Post 1998 democratic reforms and the political stability ushered in with the 2004 election (and 2009 reelection) of President Yudhoyono returned Indonesia to the strong 6%+ growth rates it had achieved in the Suharto era even amidst a world wide depression. Yudhoyono’s administration implemented further reforms. The private sector grew and with it, dramatic increases in local as well as foreign direct investment.
During Yudhoyono’s s first term (2004-2009), government statements and initiatives were highly solicitous of foreign companies and investors; the private sector was in many ways unshackled. The state was moving to becoming much more of a regulator of markets rather than an intervener in them. But his second term (2009-2014) has brought many of the restrictions mentioned above, the majority of which are based on creating more value-added industries. Examples are: ban on raw rattan exports to encourage local furniture production, export ban on minerals and requirements to build local smelters. The State here is saying, we think its better for the economy to have more local downstream production of our natural resources and since local and foreign investors aren’t doing it, we will mandate it.

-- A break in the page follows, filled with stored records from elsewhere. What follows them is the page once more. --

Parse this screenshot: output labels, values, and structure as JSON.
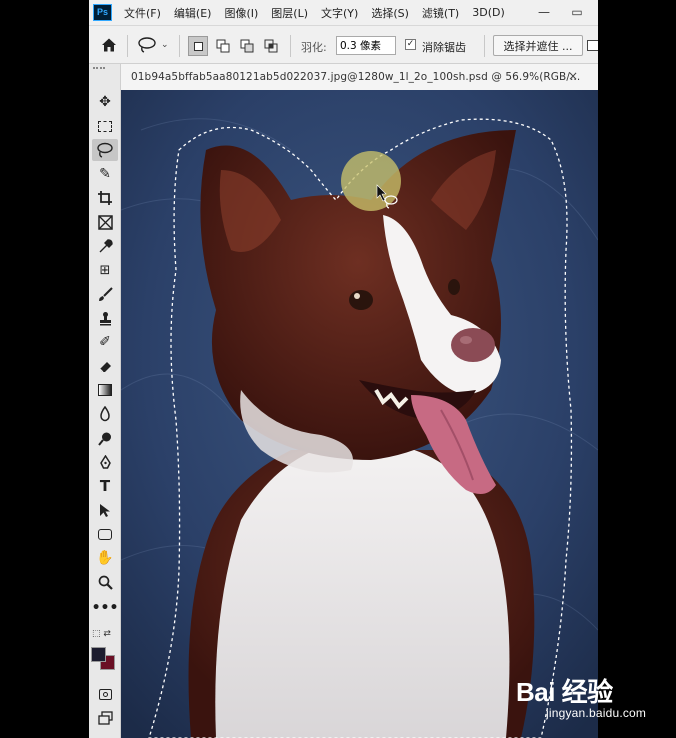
{
  "app": {
    "logo_text": "Ps",
    "menu": [
      "文件(F)",
      "编辑(E)",
      "图像(I)",
      "图层(L)",
      "文字(Y)",
      "选择(S)",
      "滤镜(T)",
      "3D(D)"
    ],
    "window_controls": {
      "minimize": "—",
      "restore": "▭"
    }
  },
  "options": {
    "feather_label": "羽化:",
    "feather_value": "0.3 像素",
    "antialias_label": "消除锯齿",
    "antialias_checked": true,
    "select_mask_label": "选择并遮住 ..."
  },
  "document": {
    "tab_title": "01b94a5bffab5aa80121ab5d022037.jpg@1280w_1l_2o_100sh.psd @ 56.9%(RGB/...",
    "close_glyph": "×"
  },
  "tools": [
    {
      "name": "move-tool",
      "icon": "move-icon"
    },
    {
      "name": "marquee-tool",
      "icon": "marquee-icon"
    },
    {
      "name": "lasso-tool",
      "icon": "lasso-icon",
      "active": true
    },
    {
      "name": "quick-select-tool",
      "icon": "quick-select-icon"
    },
    {
      "name": "crop-tool",
      "icon": "crop-icon"
    },
    {
      "name": "frame-tool",
      "icon": "frame-icon"
    },
    {
      "name": "eyedropper-tool",
      "icon": "eyedropper-icon"
    },
    {
      "name": "healing-brush-tool",
      "icon": "bandage-icon"
    },
    {
      "name": "brush-tool",
      "icon": "brush-icon"
    },
    {
      "name": "clone-stamp-tool",
      "icon": "stamp-icon"
    },
    {
      "name": "history-brush-tool",
      "icon": "history-brush-icon"
    },
    {
      "name": "eraser-tool",
      "icon": "eraser-icon"
    },
    {
      "name": "gradient-tool",
      "icon": "gradient-icon"
    },
    {
      "name": "blur-tool",
      "icon": "blur-icon"
    },
    {
      "name": "dodge-tool",
      "icon": "dodge-icon"
    },
    {
      "name": "pen-tool",
      "icon": "pen-icon"
    },
    {
      "name": "type-tool",
      "icon": "type-icon"
    },
    {
      "name": "path-select-tool",
      "icon": "arrow-icon"
    },
    {
      "name": "shape-tool",
      "icon": "rectangle-icon"
    },
    {
      "name": "hand-tool",
      "icon": "hand-icon"
    },
    {
      "name": "zoom-tool",
      "icon": "zoom-icon"
    },
    {
      "name": "more-tools",
      "icon": "ellipsis-icon"
    }
  ],
  "colors": {
    "foreground": "#1c1c2e",
    "background": "#6a0f24",
    "selection_cursor": "#c9c26a"
  },
  "watermark": {
    "brand": "Bai 经验",
    "url": "jingyan.baidu.com"
  }
}
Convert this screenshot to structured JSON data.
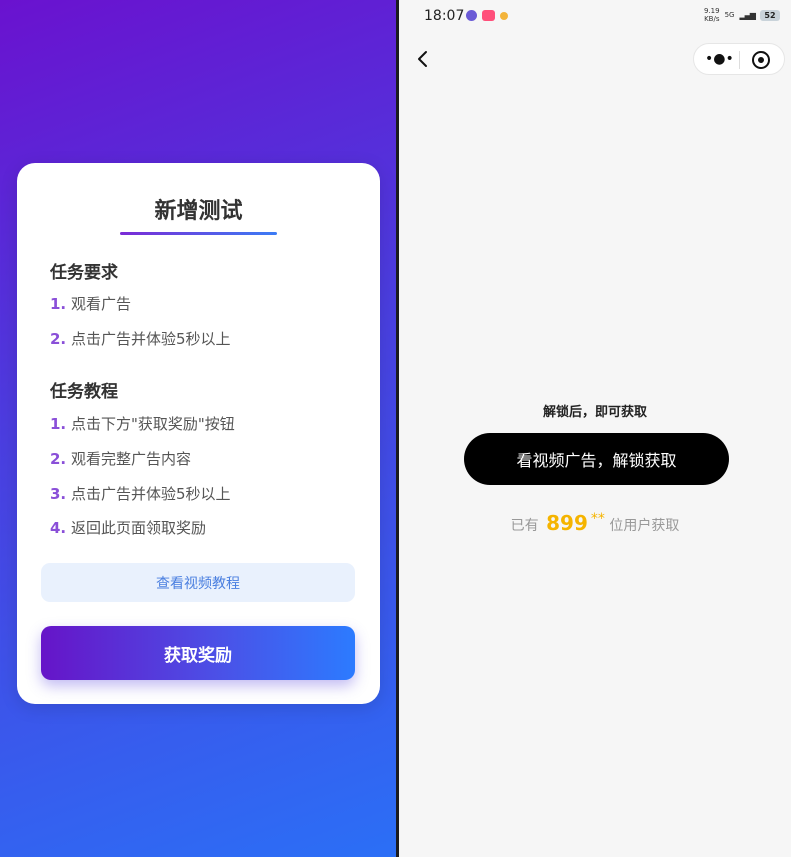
{
  "left": {
    "card_title": "新增测试",
    "requirements": {
      "title": "任务要求",
      "items": [
        {
          "num": "1.",
          "text": "观看广告"
        },
        {
          "num": "2.",
          "text": "点击广告并体验5秒以上"
        }
      ]
    },
    "tutorial": {
      "title": "任务教程",
      "items": [
        {
          "num": "1.",
          "text": "点击下方\"获取奖励\"按钮"
        },
        {
          "num": "2.",
          "text": "观看完整广告内容"
        },
        {
          "num": "3.",
          "text": "点击广告并体验5秒以上"
        },
        {
          "num": "4.",
          "text": "返回此页面领取奖励"
        }
      ]
    },
    "video_tutorial_label": "查看视频教程",
    "get_reward_label": "获取奖励"
  },
  "right": {
    "status_bar": {
      "time": "18:07",
      "net_speed_value": "9.19",
      "net_speed_unit": "KB/s",
      "network": "5G",
      "battery": "52"
    },
    "unlock_hint": "解锁后，即可获取",
    "unlock_button": "看视频广告，解锁获取",
    "user_count": {
      "prefix": "已有",
      "count": "899",
      "stars": "**",
      "suffix": "位用户获取"
    }
  },
  "colors": {
    "left_gradient_start": "#6a12cf",
    "left_gradient_end": "#2b6ff6",
    "step_number": "#8a4fd8",
    "count_highlight": "#f5b400"
  },
  "icons": [
    "back-arrow-icon",
    "more-dots-icon",
    "target-icon"
  ]
}
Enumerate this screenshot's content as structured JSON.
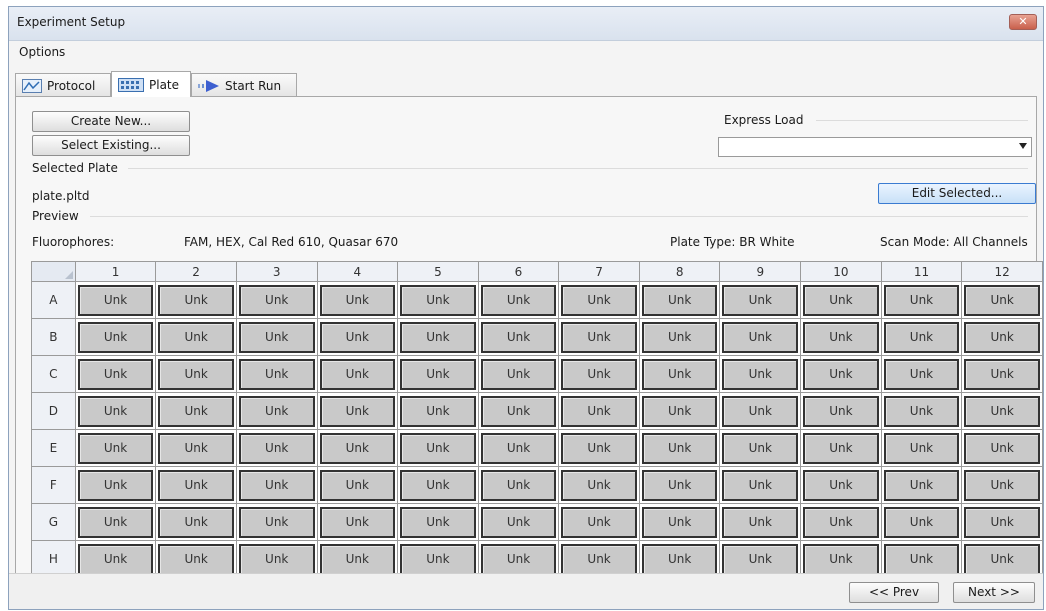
{
  "window": {
    "title": "Experiment Setup",
    "close_label": "✕"
  },
  "menu": {
    "items": [
      "Options"
    ]
  },
  "tabs": [
    {
      "label": "Protocol",
      "icon": "protocol-chart-icon"
    },
    {
      "label": "Plate",
      "icon": "plate-grid-icon",
      "active": true
    },
    {
      "label": "Start Run",
      "icon": "start-run-arrow-icon"
    }
  ],
  "buttons": {
    "create_new": "Create New...",
    "select_existing": "Select Existing...",
    "edit_selected": "Edit Selected...",
    "prev": "<< Prev",
    "next": "Next >>"
  },
  "express_load": {
    "label": "Express Load",
    "value": ""
  },
  "selected_plate": {
    "label": "Selected Plate",
    "file": "plate.pltd"
  },
  "preview": {
    "label": "Preview",
    "fluorophores_label": "Fluorophores:",
    "fluorophores_value": "FAM, HEX, Cal Red 610, Quasar 670",
    "plate_type": "Plate Type: BR White",
    "scan_mode": "Scan Mode: All Channels"
  },
  "plate": {
    "columns": [
      "1",
      "2",
      "3",
      "4",
      "5",
      "6",
      "7",
      "8",
      "9",
      "10",
      "11",
      "12"
    ],
    "rows": [
      "A",
      "B",
      "C",
      "D",
      "E",
      "F",
      "G",
      "H"
    ],
    "well_label": "Unk"
  },
  "colors": {
    "accent": "#3a7bd1",
    "well_fill": "#c9c9c9",
    "header_fill": "#eef1f6"
  }
}
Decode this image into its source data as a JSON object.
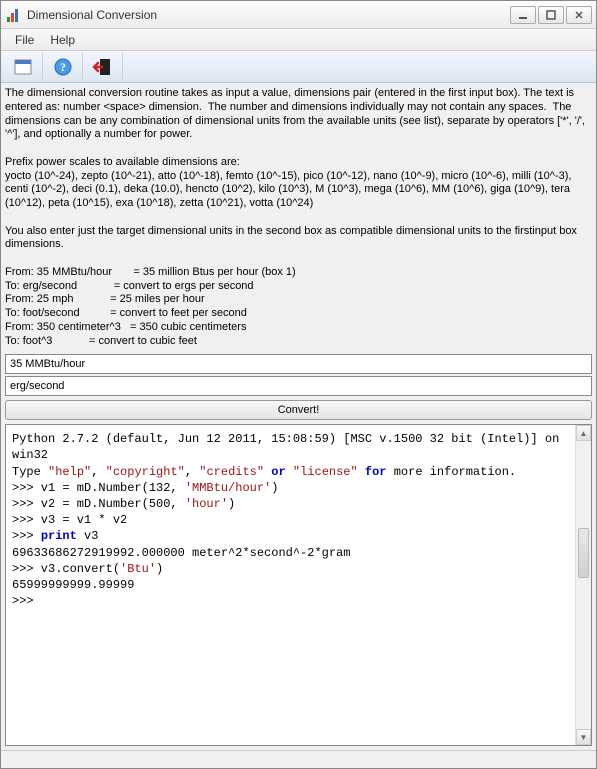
{
  "window": {
    "title": "Dimensional Conversion"
  },
  "menu": {
    "file": "File",
    "help": "Help"
  },
  "description": "The dimensional conversion routine takes as input a value, dimensions pair (entered in the first input box). The text is entered as: number <space> dimension.  The number and dimensions individually may not contain any spaces.  The dimensions can be any combination of dimensional units from the available units (see list), separate by operators ['*', '/', '^'], and optionally a number for power.\n\nPrefix power scales to available dimensions are:\nyocto (10^-24), zepto (10^-21), atto (10^-18), femto (10^-15), pico (10^-12), nano (10^-9), micro (10^-6), milli (10^-3), centi (10^-2), deci (0.1), deka (10.0), hencto (10^2), kilo (10^3), M (10^3), mega (10^6), MM (10^6), giga (10^9), tera (10^12), peta (10^15), exa (10^18), zetta (10^21), votta (10^24)\n\nYou also enter just the target dimensional units in the second box as compatible dimensional units to the firstinput box dimensions.\n\nFrom: 35 MMBtu/hour       = 35 million Btus per hour (box 1)\nTo: erg/second            = convert to ergs per second\nFrom: 25 mph            = 25 miles per hour\nTo: foot/second          = convert to feet per second\nFrom: 350 centimeter^3   = 350 cubic centimeters\nTo: foot^3            = convert to cubic feet",
  "inputs": {
    "from_value": "35 MMBtu/hour",
    "to_value": "erg/second"
  },
  "buttons": {
    "convert": "Convert!"
  },
  "console": {
    "line1_a": "Python 2.7.2 (default, Jun 12 2011, 15:08:59) [MSC v.1500 32 bit (Intel)] on win32",
    "line2_a": "Type ",
    "line2_s1": "\"help\"",
    "line2_b": ", ",
    "line2_s2": "\"copyright\"",
    "line2_c": ", ",
    "line2_s3": "\"credits\"",
    "line2_d": " ",
    "line2_kw": "or",
    "line2_e": " ",
    "line2_s4": "\"license\"",
    "line2_f": " ",
    "line2_kw2": "for",
    "line2_g": " more information.",
    "line3_a": ">>> v1 = mD.Number(132, ",
    "line3_s": "'MMBtu/hour'",
    "line3_b": ")",
    "line4_a": ">>> v2 = mD.Number(500, ",
    "line4_s": "'hour'",
    "line4_b": ")",
    "line5": ">>> v3 = v1 * v2",
    "line6_a": ">>> ",
    "line6_kw": "print",
    "line6_b": " v3",
    "line7": "69633686272919992.000000 meter^2*second^-2*gram",
    "line8_a": ">>> v3.convert(",
    "line8_s": "'Btu'",
    "line8_b": ")",
    "line9": "65999999999.99999",
    "line10": ">>> "
  }
}
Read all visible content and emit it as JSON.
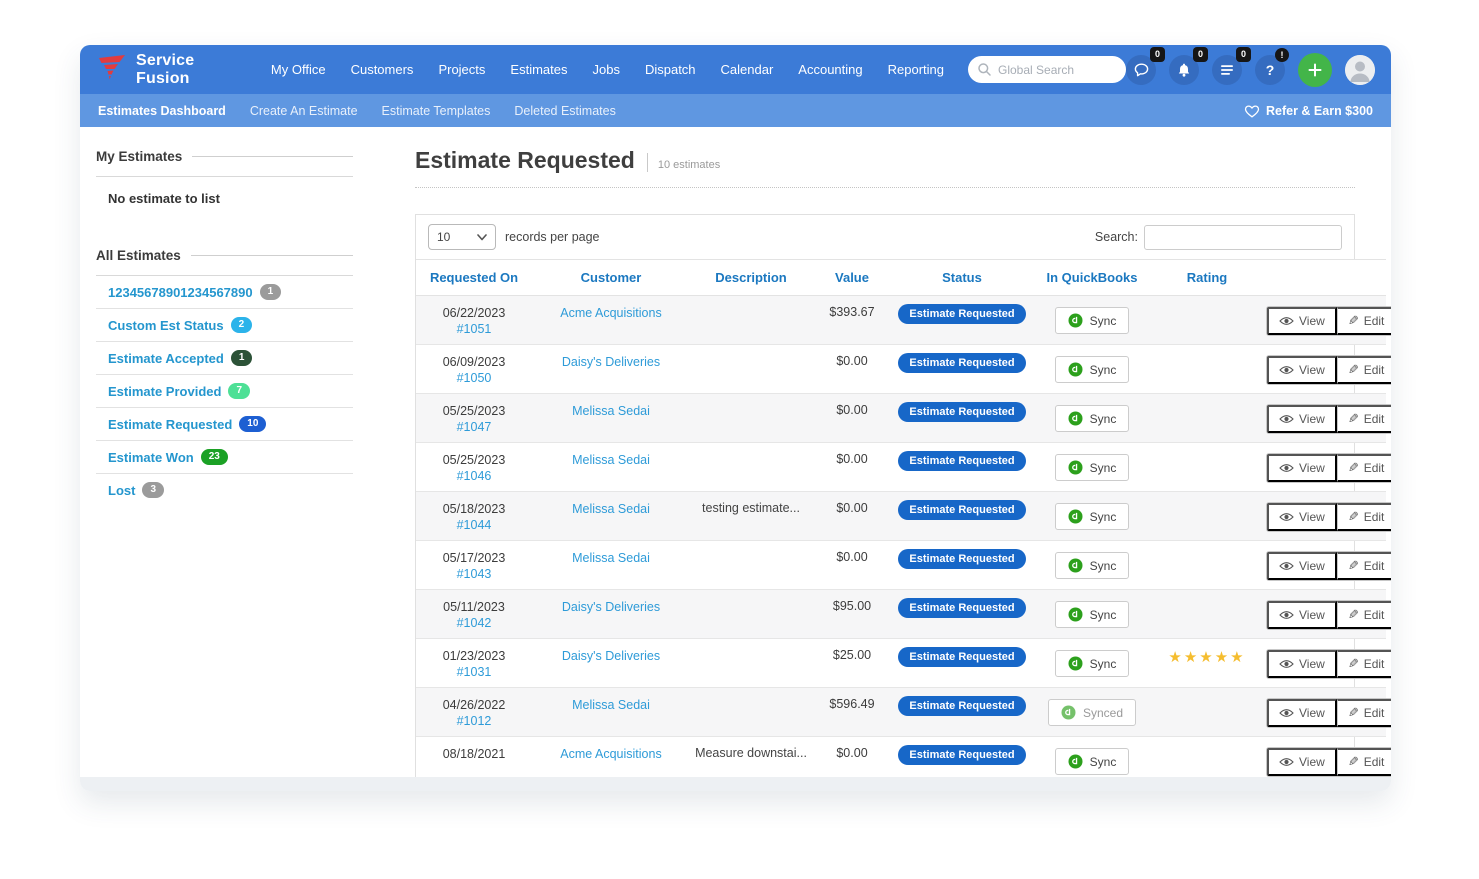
{
  "topnav": {
    "brand": "Service Fusion",
    "items": [
      "My Office",
      "Customers",
      "Projects",
      "Estimates",
      "Jobs",
      "Dispatch",
      "Calendar",
      "Accounting",
      "Reporting"
    ],
    "search_placeholder": "Global Search",
    "chat_badge": "0",
    "notifications_badge": "0",
    "tasks_badge": "0",
    "help_glyph": "?",
    "help_badge": "!"
  },
  "subnav": {
    "items": [
      "Estimates Dashboard",
      "Create An Estimate",
      "Estimate Templates",
      "Deleted Estimates"
    ],
    "refer_label": "Refer & Earn $300"
  },
  "sidebar": {
    "my_estimates_title": "My Estimates",
    "no_estimates_text": "No estimate to list",
    "all_estimates_title": "All Estimates",
    "filters": [
      {
        "label": "12345678901234567890",
        "count": "1",
        "color": "#9b9b9b"
      },
      {
        "label": "Custom Est Status",
        "count": "2",
        "color": "#2cb3ea"
      },
      {
        "label": "Estimate Accepted",
        "count": "1",
        "color": "#2c5237"
      },
      {
        "label": "Estimate Provided",
        "count": "7",
        "color": "#4ee096"
      },
      {
        "label": "Estimate Requested",
        "count": "10",
        "color": "#1d5fd2"
      },
      {
        "label": "Estimate Won",
        "count": "23",
        "color": "#1ba125"
      },
      {
        "label": "Lost",
        "count": "3",
        "color": "#9b9b9b"
      }
    ]
  },
  "main": {
    "title": "Estimate Requested",
    "subtitle": "10 estimates",
    "records_per_page_value": "10",
    "records_per_page_label": "records per page",
    "search_label": "Search:",
    "table": {
      "headers": [
        "Requested On",
        "Customer",
        "Description",
        "Value",
        "Status",
        "In QuickBooks",
        "Rating",
        ""
      ],
      "view_label": "View",
      "edit_label": "Edit",
      "rows": [
        {
          "date": "06/22/2023",
          "number": "#1051",
          "customer": "Acme Acquisitions",
          "description": "",
          "value": "$393.67",
          "status": "Estimate Requested",
          "qb": "Sync",
          "rating": ""
        },
        {
          "date": "06/09/2023",
          "number": "#1050",
          "customer": "Daisy's Deliveries",
          "description": "",
          "value": "$0.00",
          "status": "Estimate Requested",
          "qb": "Sync",
          "rating": ""
        },
        {
          "date": "05/25/2023",
          "number": "#1047",
          "customer": "Melissa Sedai",
          "description": "",
          "value": "$0.00",
          "status": "Estimate Requested",
          "qb": "Sync",
          "rating": ""
        },
        {
          "date": "05/25/2023",
          "number": "#1046",
          "customer": "Melissa Sedai",
          "description": "",
          "value": "$0.00",
          "status": "Estimate Requested",
          "qb": "Sync",
          "rating": ""
        },
        {
          "date": "05/18/2023",
          "number": "#1044",
          "customer": "Melissa Sedai",
          "description": "testing estimate...",
          "value": "$0.00",
          "status": "Estimate Requested",
          "qb": "Sync",
          "rating": ""
        },
        {
          "date": "05/17/2023",
          "number": "#1043",
          "customer": "Melissa Sedai",
          "description": "",
          "value": "$0.00",
          "status": "Estimate Requested",
          "qb": "Sync",
          "rating": ""
        },
        {
          "date": "05/11/2023",
          "number": "#1042",
          "customer": "Daisy's Deliveries",
          "description": "",
          "value": "$95.00",
          "status": "Estimate Requested",
          "qb": "Sync",
          "rating": ""
        },
        {
          "date": "01/23/2023",
          "number": "#1031",
          "customer": "Daisy's Deliveries",
          "description": "",
          "value": "$25.00",
          "status": "Estimate Requested",
          "qb": "Sync",
          "rating": "★★★★★"
        },
        {
          "date": "04/26/2022",
          "number": "#1012",
          "customer": "Melissa Sedai",
          "description": "",
          "value": "$596.49",
          "status": "Estimate Requested",
          "qb": "Synced",
          "rating": ""
        },
        {
          "date": "08/18/2021",
          "number": "",
          "customer": "Acme Acquisitions",
          "description": "Measure downstai...",
          "value": "$0.00",
          "status": "Estimate Requested",
          "qb": "Sync",
          "rating": ""
        }
      ]
    }
  }
}
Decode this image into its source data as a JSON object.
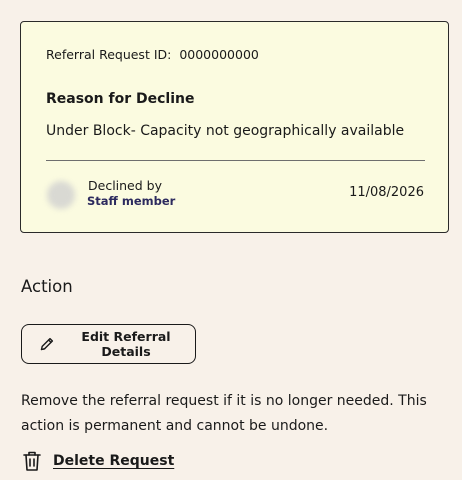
{
  "referral": {
    "id_label": "Referral Request ID:",
    "id_value": "0000000000",
    "reason_title": "Reason for Decline",
    "reason_text": "Under Block- Capacity not geographically available",
    "declined_by_label": "Declined by",
    "declined_by_name": "Staff member",
    "declined_date": "11/08/2026"
  },
  "action": {
    "heading": "Action",
    "edit_button_label": "Edit Referral Details",
    "edit_icon": "pencil-icon",
    "remove_description": "Remove the referral request if it is no longer needed. This action is permanent and cannot be undone.",
    "delete_label": "Delete Request",
    "delete_icon": "trash-icon"
  },
  "colors": {
    "page_background": "#f8f1e9",
    "card_background": "#fbfbe0",
    "staff_name": "#2c2a5e"
  }
}
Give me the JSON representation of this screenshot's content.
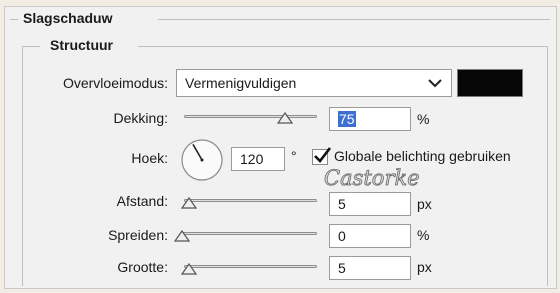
{
  "group_title": "Slagschaduw",
  "section_title": "Structuur",
  "blend": {
    "label": "Overvloeimodus:",
    "value": "Vermenigvuldigen",
    "color": "#070707"
  },
  "opacity": {
    "label": "Dekking:",
    "value": "75",
    "unit": "%",
    "slider_fraction": 0.75
  },
  "angle": {
    "label": "Hoek:",
    "value": "120",
    "unit": "°",
    "degrees": 120
  },
  "global_light": {
    "label": "Globale belichting gebruiken",
    "checked": true
  },
  "distance": {
    "label": "Afstand:",
    "value": "5",
    "unit": "px",
    "slider_fraction": 0.02
  },
  "spread": {
    "label": "Spreiden:",
    "value": "0",
    "unit": "%",
    "slider_fraction": 0.0
  },
  "size": {
    "label": "Grootte:",
    "value": "5",
    "unit": "px",
    "slider_fraction": 0.02
  },
  "watermark": "Castorke",
  "icons": {
    "dropdown": "chevron-down-icon",
    "slider": "triangle-thumb-icon",
    "angle": "angle-dial-icon",
    "check": "checkmark-icon"
  }
}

I believe the policy shift resulted more from the 2008 economic crisis when Indonesia maintained its growth rather than politics. Leaders saw that not having a fully open market economy buffered them and was a positive not a negative. The world slow down and continuing high rates of poverty and less than optimal job growth became a context in which the government’s natural paternalist impulses could come to the fore.
Representative of the renewed sense of state “paternalist” capitalism are remarks President Yudhoyono made on April 30 at a National Development Planning Meeting:
“For Indonesia, we all must do this: do not just let everything follow market mechanisms.